From: James Prestwood <prestwoj@gmail.com>
To: Martin Petzold <martin.petzold@tavla.de>
Cc: iwd@lists.linux.dev
Subject: Re: Connection loss (IWD HEAD with latest OWE / BSS selection patches) - brcmfmac driver
Date: Fri, 25 Oct 2024 06:18:49 -0700 [thread overview]
Message-ID: <e19e7527-9cc1-4c84-95ac-dcb39f836d58@gmail.com> (raw)
In-Reply-To: <57826e6a-8466-4e45-8906-6cb15968bcc8@tavla.de>
On 10/25/24 6:11 AM, Martin Petzold wrote:
> Hi James,
>
> Am 25.10.24 um 14:54 schrieb James Prestwood:
>> Hi Martin,
>>
>> On 10/25/24 5:28 AM, Martin Petzold wrote:
>>> Hi James,
>>>
>>> Am 25.10.24 um 13:48 schrieb James Prestwood:
>>>> Hi Martin,
>>>>
>>>> On 10/25/24 4:10 AM, Martin Petzold wrote:
>>>>> Hi all,
>>>>>
>>>>> Am 25.10.24 um 12:12 schrieb Martin Petzold:
>>>>>> Hi all,
>>>>>>
>>>>>> I open a new thread for this one: During the last weeks I have
>>>>>> seen connection losses for 30+ minutes, sometimes even hours or
>>>>>> just now even forever (IWD HEAD with v2 OWE / BSS selection
>>>>>> patches). Driver is brcmfmac (NXP 6.1.36 kernel) and chip is
>>>>>> BCM4339 (Laird LWB5).
>>>>>>
>>>>>> It happens in a) single router environment (WPA2-PSK; Touchstone
>>>>>> TG3442DE), and b) router + repeater environment (WPA2 CCMP;
>>>>>> Fritz!Box + Fritz!Repeater), and maybe also in the WPA3 OWE
>>>>>> Transition network (yesterday lost a connection again).
>>>>>
>>>>> I lost now again 2 of 10 devices in the WPA3 OWE network (with
>>>>> roaming). However, now they don't disappear all after a shorter
>>>>> while. It seems to be later.
>>>>>
>>>>> I also lost one device in a Router+Repeater WPA2 (CCMP) network.
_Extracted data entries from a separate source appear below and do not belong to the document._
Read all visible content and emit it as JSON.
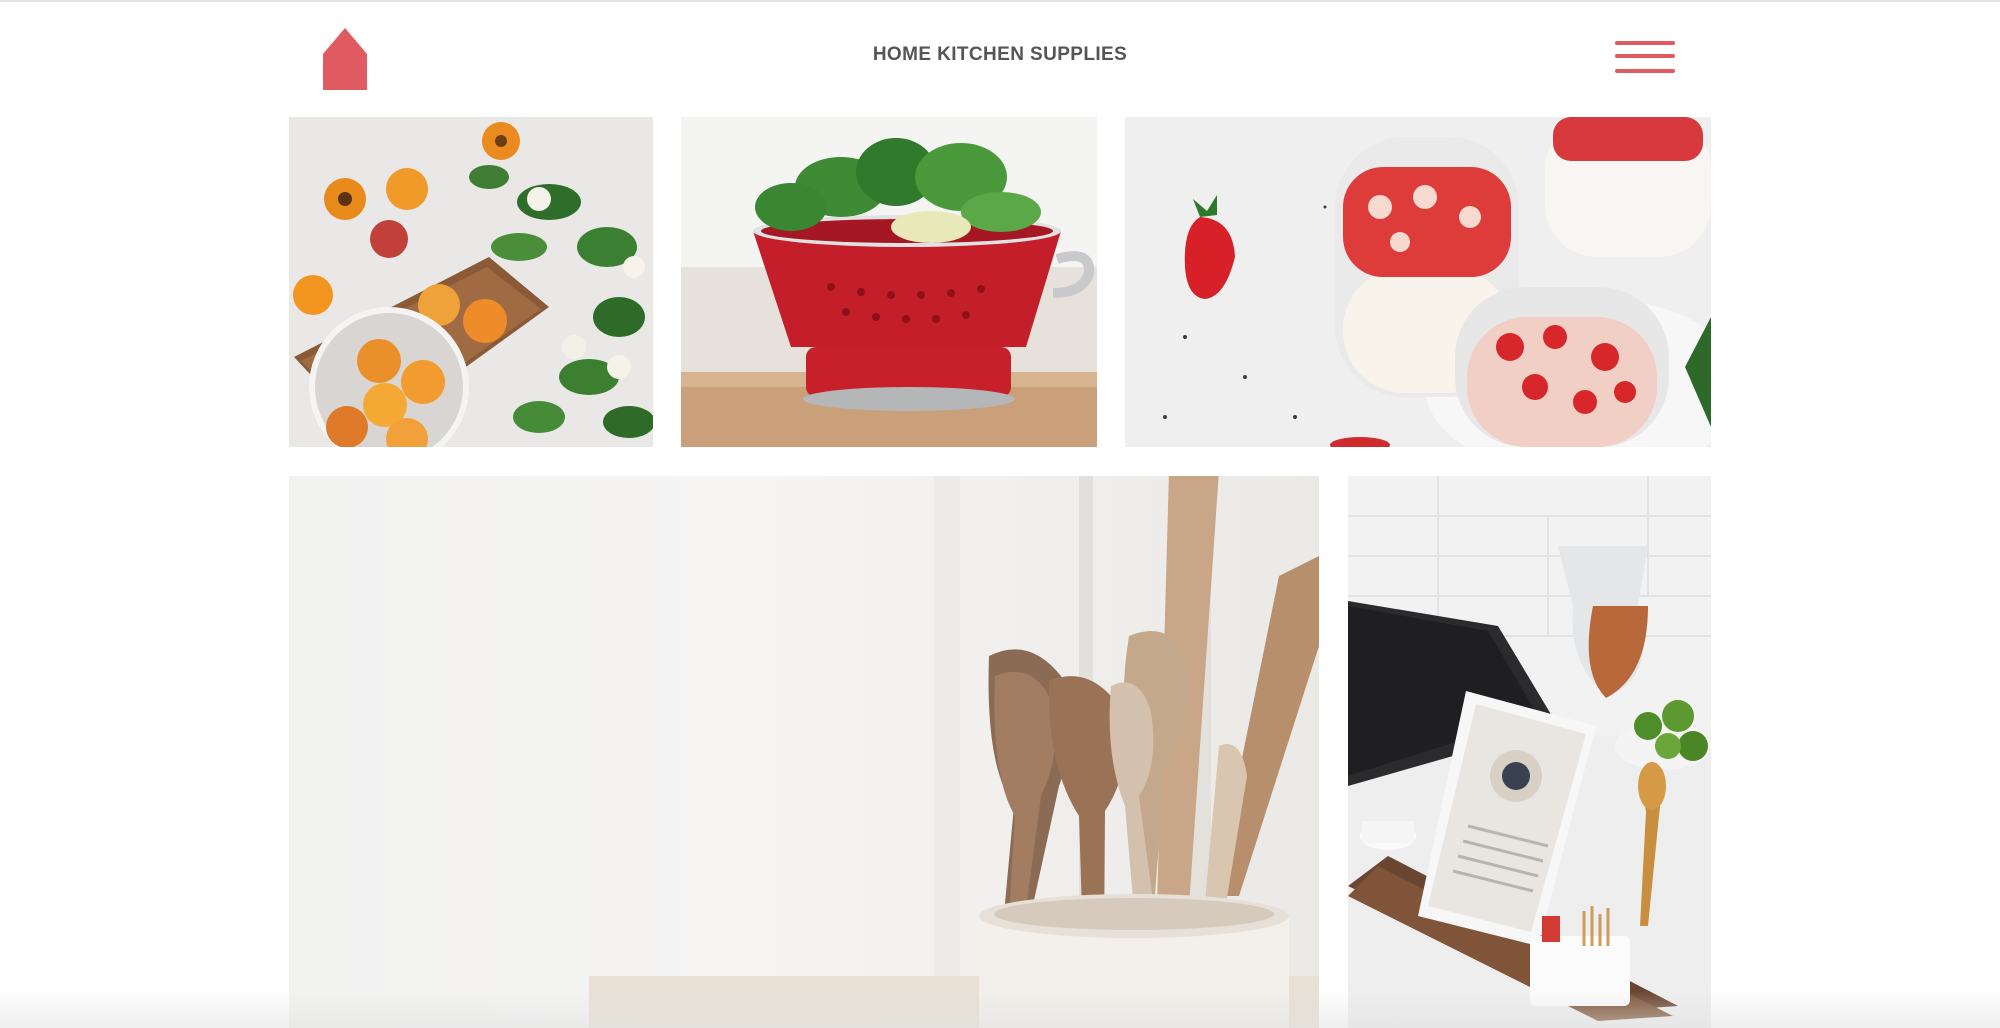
{
  "header": {
    "title": "HOME KITCHEN SUPPLIES",
    "logo_icon": "home-icon",
    "menu_icon": "hamburger-menu-icon"
  },
  "colors": {
    "accent": "#e05b61",
    "title_text": "#555555",
    "background": "#ffffff"
  },
  "gallery": {
    "images": [
      "apricots-and-flowers-on-board",
      "red-colander-with-greens",
      "strawberry-yogurt-jars",
      "wooden-spoons-in-crock",
      "tablet-on-kitchen-counter"
    ]
  }
}
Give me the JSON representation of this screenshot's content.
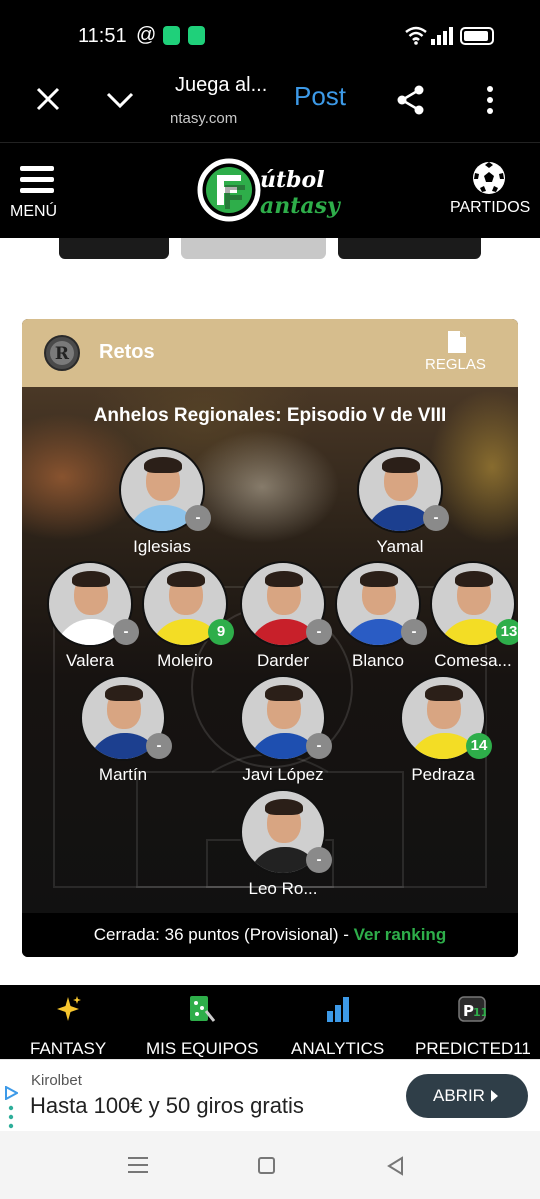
{
  "status_bar": {
    "time": "11:51",
    "at_symbol": "@",
    "notification_icons": [
      "battery-saver-icon",
      "shield-icon"
    ],
    "right_icons": [
      "wifi-icon",
      "signal-icon",
      "battery-icon"
    ]
  },
  "browser_bar": {
    "page_title": "Juega al...",
    "url": "ntasy.com",
    "post_label": "Post",
    "colors": {
      "post": "#3d9ae8"
    }
  },
  "site_header": {
    "menu_label": "MENÚ",
    "logo_text": "FútbolFantasy",
    "matches_label": "PARTIDOS"
  },
  "card": {
    "title": "Retos",
    "rules_label": "REGLAS",
    "match_title": "Anhelos Regionales: Episodio V de VIII",
    "players": [
      {
        "name": "Iglesias",
        "score": "-",
        "shirt": "#8ec3ea"
      },
      {
        "name": "Yamal",
        "score": "-",
        "shirt": "#1c3f8f"
      },
      {
        "name": "Valera",
        "score": "-",
        "shirt": "#ffffff"
      },
      {
        "name": "Moleiro",
        "score": "9",
        "shirt": "#f3dd25"
      },
      {
        "name": "Darder",
        "score": "-",
        "shirt": "#c8202a"
      },
      {
        "name": "Blanco",
        "score": "-",
        "shirt": "#2a5cc4"
      },
      {
        "name": "Comesa...",
        "score": "13",
        "shirt": "#f3dd25"
      },
      {
        "name": "Martín",
        "score": "-",
        "shirt": "#1c3f8f"
      },
      {
        "name": "Javi López",
        "score": "-",
        "shirt": "#1e4fb0"
      },
      {
        "name": "Pedraza",
        "score": "14",
        "shirt": "#f3dd25"
      },
      {
        "name": "Leo Ro...",
        "score": "-",
        "shirt": "#222222"
      }
    ],
    "footer_status": "Cerrada: 36 puntos (Provisional) - ",
    "footer_link": "Ver ranking",
    "colors": {
      "header": "#d6bd8d",
      "positive_score": "#2eae4a",
      "neutral_score": "#8a8a8a",
      "link": "#2eae4a"
    }
  },
  "bottom_nav": {
    "items": [
      {
        "label": "FANTASY",
        "icon": "sparkles-icon"
      },
      {
        "label": "MIS EQUIPOS",
        "icon": "lineup-board-icon"
      },
      {
        "label": "ANALYTICS",
        "icon": "bar-chart-icon"
      },
      {
        "label": "PREDICTED11",
        "icon": "predicted11-icon"
      }
    ]
  },
  "ad": {
    "brand": "Kirolbet",
    "headline": "Hasta 100€ y 50 giros gratis",
    "cta_label": "ABRIR"
  }
}
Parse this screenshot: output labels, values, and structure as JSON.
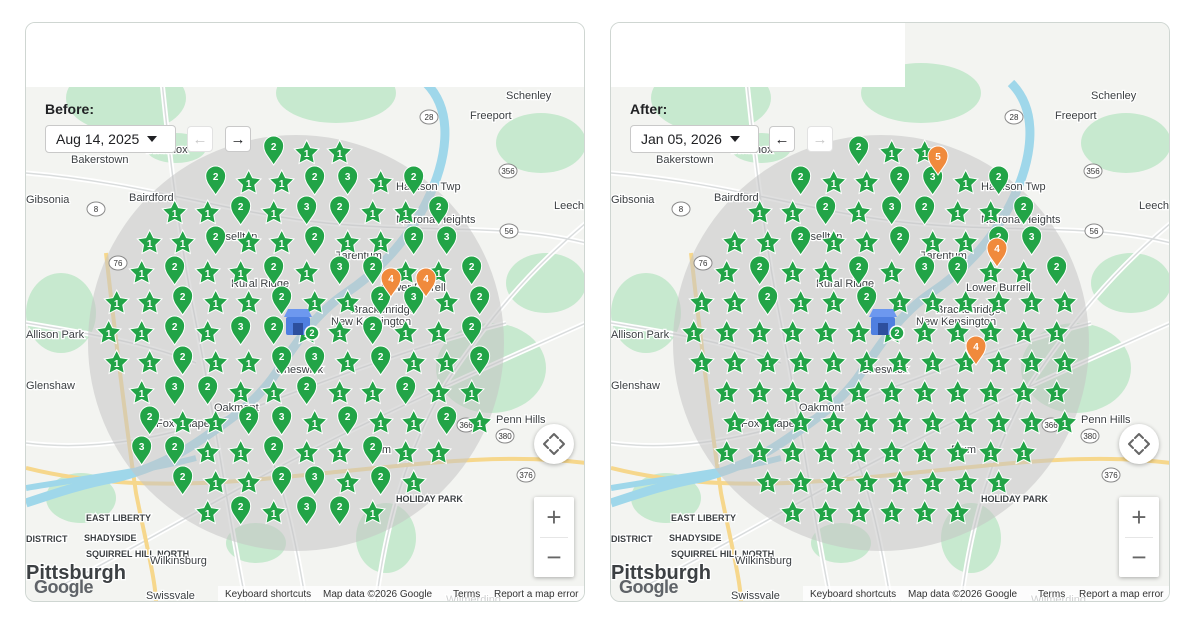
{
  "panels": [
    {
      "id": "before",
      "label": "Before:",
      "date": "Aug 14, 2025",
      "prev_enabled": false,
      "next_enabled": true,
      "orange_pins": [
        {
          "label": "4"
        },
        {
          "label": "4"
        }
      ],
      "counts": {
        "1": 80,
        "2": 48,
        "3": 13,
        "4": 2
      }
    },
    {
      "id": "after",
      "label": "After:",
      "date": "Jan 05, 2026",
      "prev_enabled": true,
      "next_enabled": false,
      "orange_pins": [
        {
          "label": "5"
        },
        {
          "label": "4"
        },
        {
          "label": "4"
        }
      ],
      "counts": {
        "1": 112,
        "2": 16,
        "3": 4,
        "4": 2,
        "5": 1
      }
    }
  ],
  "map_labels": {
    "places": [
      "Schenley",
      "Freeport",
      "Bakerstown",
      "Harrison Twp",
      "Gibsonia",
      "Bairdford",
      "Natrona Heights",
      "Russellton",
      "Tarentum",
      "Rural Ridge",
      "Brackenridge",
      "Lower Burrell",
      "Allison Park",
      "New Kensington",
      "Glenshaw",
      "Cheswick",
      "Oakmont",
      "Fox Chapel",
      "Plum",
      "Leechburg",
      "HOLIDAY PARK",
      "EAST LIBERTY",
      "DISTRICT",
      "SHADYSIDE",
      "SQUIRREL HILL NORTH",
      "Wilkinsburg",
      "Pittsburgh",
      "Swissvale",
      "Wilmerding",
      "Blawnox",
      "Penn Hills"
    ],
    "shields": [
      "28",
      "356",
      "8",
      "56",
      "76",
      "380",
      "366",
      "376"
    ]
  },
  "attribution": {
    "keyboard": "Keyboard shortcuts",
    "map_data": "Map data ©2026 Google",
    "terms": "Terms",
    "report": "Report a map error"
  },
  "logo": "Google",
  "icons": {
    "compass": "pan-control-icon",
    "zoom_in": "+",
    "zoom_out": "−",
    "prev": "←",
    "next": "→",
    "caret": "chevron-down-icon",
    "store": "store-icon"
  },
  "colors": {
    "pin_green": "#22a447",
    "pin_orange": "#f08a3c",
    "radius_fill": "#c5c5c5",
    "water": "#9fd7ea",
    "park": "#b8e6c3",
    "store_blue": "#4f7fe0"
  }
}
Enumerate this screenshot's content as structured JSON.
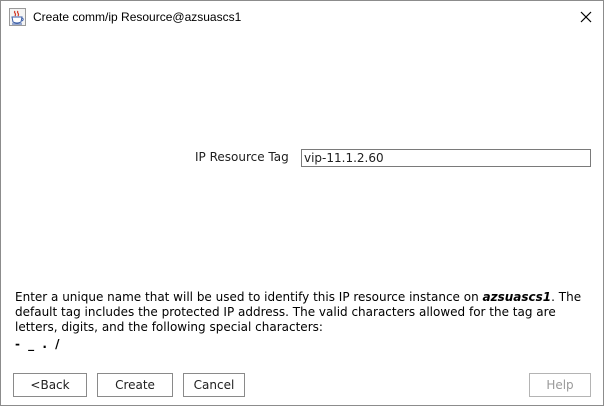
{
  "window": {
    "title": "Create comm/ip Resource@azsuascs1"
  },
  "form": {
    "label": "IP Resource Tag",
    "value": "vip-11.1.2.60"
  },
  "help": {
    "text_before": "Enter a unique name that will be used to identify this IP resource instance on ",
    "host": "azsuascs1",
    "text_after": ". The default tag includes the protected IP address. The valid characters allowed for the tag are letters, digits, and the following special characters:",
    "special_chars": "- _ . /"
  },
  "buttons": {
    "back": "<Back",
    "create": "Create",
    "cancel": "Cancel",
    "help": "Help"
  },
  "icons": {
    "title_icon": "java-cup-icon",
    "close_icon": "close-icon"
  }
}
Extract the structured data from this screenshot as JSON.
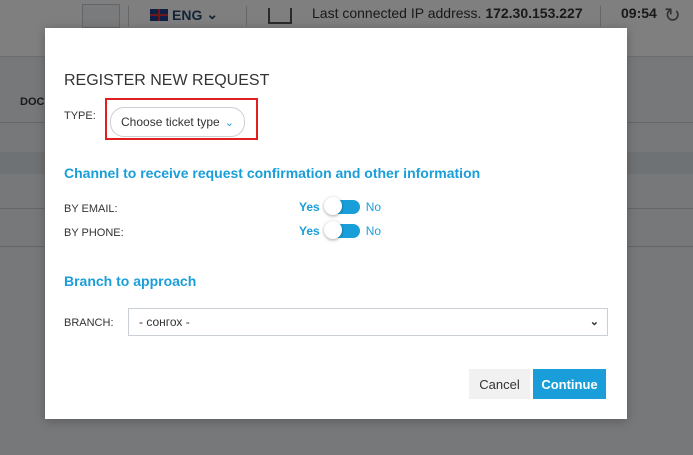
{
  "background": {
    "language": "ENG",
    "ip_label": "Last connected IP address.",
    "ip_value": "172.30.153.227",
    "time": "09:54",
    "doc_tab": "DOC"
  },
  "modal": {
    "title": "REGISTER NEW REQUEST",
    "type_label": "TYPE:",
    "type_select": "Choose ticket type",
    "channel_heading": "Channel to receive request confirmation and other information",
    "email_label": "BY EMAIL:",
    "phone_label": "BY PHONE:",
    "yes_label": "Yes",
    "no_label": "No",
    "branch_heading": "Branch to approach",
    "branch_label": "BRANCH:",
    "branch_value": "- сонгох -",
    "cancel_label": "Cancel",
    "continue_label": "Continue"
  },
  "colors": {
    "accent": "#1a9ed9",
    "highlight": "#e02020"
  },
  "icons": [
    "flag-icon",
    "monitor-icon",
    "refresh-icon",
    "chevron-down-icon"
  ]
}
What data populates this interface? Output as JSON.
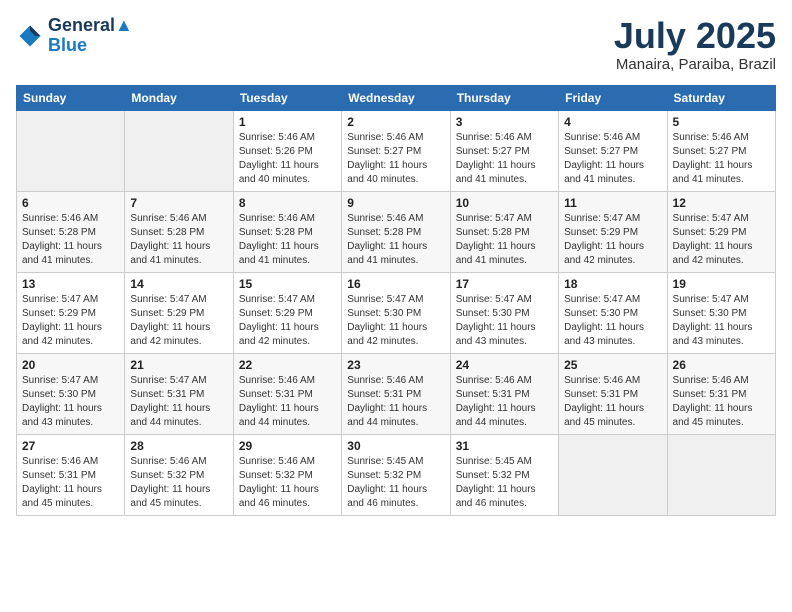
{
  "header": {
    "logo_line1": "General",
    "logo_line2": "Blue",
    "month_year": "July 2025",
    "location": "Manaira, Paraiba, Brazil"
  },
  "days_of_week": [
    "Sunday",
    "Monday",
    "Tuesday",
    "Wednesday",
    "Thursday",
    "Friday",
    "Saturday"
  ],
  "weeks": [
    [
      {
        "day": "",
        "info": ""
      },
      {
        "day": "",
        "info": ""
      },
      {
        "day": "1",
        "info": "Sunrise: 5:46 AM\nSunset: 5:26 PM\nDaylight: 11 hours and 40 minutes."
      },
      {
        "day": "2",
        "info": "Sunrise: 5:46 AM\nSunset: 5:27 PM\nDaylight: 11 hours and 40 minutes."
      },
      {
        "day": "3",
        "info": "Sunrise: 5:46 AM\nSunset: 5:27 PM\nDaylight: 11 hours and 41 minutes."
      },
      {
        "day": "4",
        "info": "Sunrise: 5:46 AM\nSunset: 5:27 PM\nDaylight: 11 hours and 41 minutes."
      },
      {
        "day": "5",
        "info": "Sunrise: 5:46 AM\nSunset: 5:27 PM\nDaylight: 11 hours and 41 minutes."
      }
    ],
    [
      {
        "day": "6",
        "info": "Sunrise: 5:46 AM\nSunset: 5:28 PM\nDaylight: 11 hours and 41 minutes."
      },
      {
        "day": "7",
        "info": "Sunrise: 5:46 AM\nSunset: 5:28 PM\nDaylight: 11 hours and 41 minutes."
      },
      {
        "day": "8",
        "info": "Sunrise: 5:46 AM\nSunset: 5:28 PM\nDaylight: 11 hours and 41 minutes."
      },
      {
        "day": "9",
        "info": "Sunrise: 5:46 AM\nSunset: 5:28 PM\nDaylight: 11 hours and 41 minutes."
      },
      {
        "day": "10",
        "info": "Sunrise: 5:47 AM\nSunset: 5:28 PM\nDaylight: 11 hours and 41 minutes."
      },
      {
        "day": "11",
        "info": "Sunrise: 5:47 AM\nSunset: 5:29 PM\nDaylight: 11 hours and 42 minutes."
      },
      {
        "day": "12",
        "info": "Sunrise: 5:47 AM\nSunset: 5:29 PM\nDaylight: 11 hours and 42 minutes."
      }
    ],
    [
      {
        "day": "13",
        "info": "Sunrise: 5:47 AM\nSunset: 5:29 PM\nDaylight: 11 hours and 42 minutes."
      },
      {
        "day": "14",
        "info": "Sunrise: 5:47 AM\nSunset: 5:29 PM\nDaylight: 11 hours and 42 minutes."
      },
      {
        "day": "15",
        "info": "Sunrise: 5:47 AM\nSunset: 5:29 PM\nDaylight: 11 hours and 42 minutes."
      },
      {
        "day": "16",
        "info": "Sunrise: 5:47 AM\nSunset: 5:30 PM\nDaylight: 11 hours and 42 minutes."
      },
      {
        "day": "17",
        "info": "Sunrise: 5:47 AM\nSunset: 5:30 PM\nDaylight: 11 hours and 43 minutes."
      },
      {
        "day": "18",
        "info": "Sunrise: 5:47 AM\nSunset: 5:30 PM\nDaylight: 11 hours and 43 minutes."
      },
      {
        "day": "19",
        "info": "Sunrise: 5:47 AM\nSunset: 5:30 PM\nDaylight: 11 hours and 43 minutes."
      }
    ],
    [
      {
        "day": "20",
        "info": "Sunrise: 5:47 AM\nSunset: 5:30 PM\nDaylight: 11 hours and 43 minutes."
      },
      {
        "day": "21",
        "info": "Sunrise: 5:47 AM\nSunset: 5:31 PM\nDaylight: 11 hours and 44 minutes."
      },
      {
        "day": "22",
        "info": "Sunrise: 5:46 AM\nSunset: 5:31 PM\nDaylight: 11 hours and 44 minutes."
      },
      {
        "day": "23",
        "info": "Sunrise: 5:46 AM\nSunset: 5:31 PM\nDaylight: 11 hours and 44 minutes."
      },
      {
        "day": "24",
        "info": "Sunrise: 5:46 AM\nSunset: 5:31 PM\nDaylight: 11 hours and 44 minutes."
      },
      {
        "day": "25",
        "info": "Sunrise: 5:46 AM\nSunset: 5:31 PM\nDaylight: 11 hours and 45 minutes."
      },
      {
        "day": "26",
        "info": "Sunrise: 5:46 AM\nSunset: 5:31 PM\nDaylight: 11 hours and 45 minutes."
      }
    ],
    [
      {
        "day": "27",
        "info": "Sunrise: 5:46 AM\nSunset: 5:31 PM\nDaylight: 11 hours and 45 minutes."
      },
      {
        "day": "28",
        "info": "Sunrise: 5:46 AM\nSunset: 5:32 PM\nDaylight: 11 hours and 45 minutes."
      },
      {
        "day": "29",
        "info": "Sunrise: 5:46 AM\nSunset: 5:32 PM\nDaylight: 11 hours and 46 minutes."
      },
      {
        "day": "30",
        "info": "Sunrise: 5:45 AM\nSunset: 5:32 PM\nDaylight: 11 hours and 46 minutes."
      },
      {
        "day": "31",
        "info": "Sunrise: 5:45 AM\nSunset: 5:32 PM\nDaylight: 11 hours and 46 minutes."
      },
      {
        "day": "",
        "info": ""
      },
      {
        "day": "",
        "info": ""
      }
    ]
  ]
}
>>>>> It is confirmed here on router side, that the device is
>>>>> disconnected. Since more than a day.
>>>>
>>>> We can't do anything without logs. If you suspect its the blacklist
>>>> you can lower the blacklist time down in main.conf:
>>>>
>>>> [Blacklist]
>>>> MaximumTimeout=5
>>>>
>>>> But logs would be best, we would be able to see if that is whats
>>>> happening or if its something else.
>>>>
>>>>
>>> I can also now see this on one of our local devices (which was
>>> connected to Ethernet and WiFi).
>>>
>>> Please find attached the log. The logs start at late 23rd with the
>>> image upgrade.
>>>
>>> I can see on our server side, that devices continuously connect and
>>> disconnect again (missed heartbeat = hard loss of websocket
>>> connection). I see some type of connection loop on client side too
>>> ("org.eclipse.jetty.websocket.api.UpgradeException: 0 null" caused
>>> by "java.util.concurrent.TimeoutException: DNS timeout 15000 ms").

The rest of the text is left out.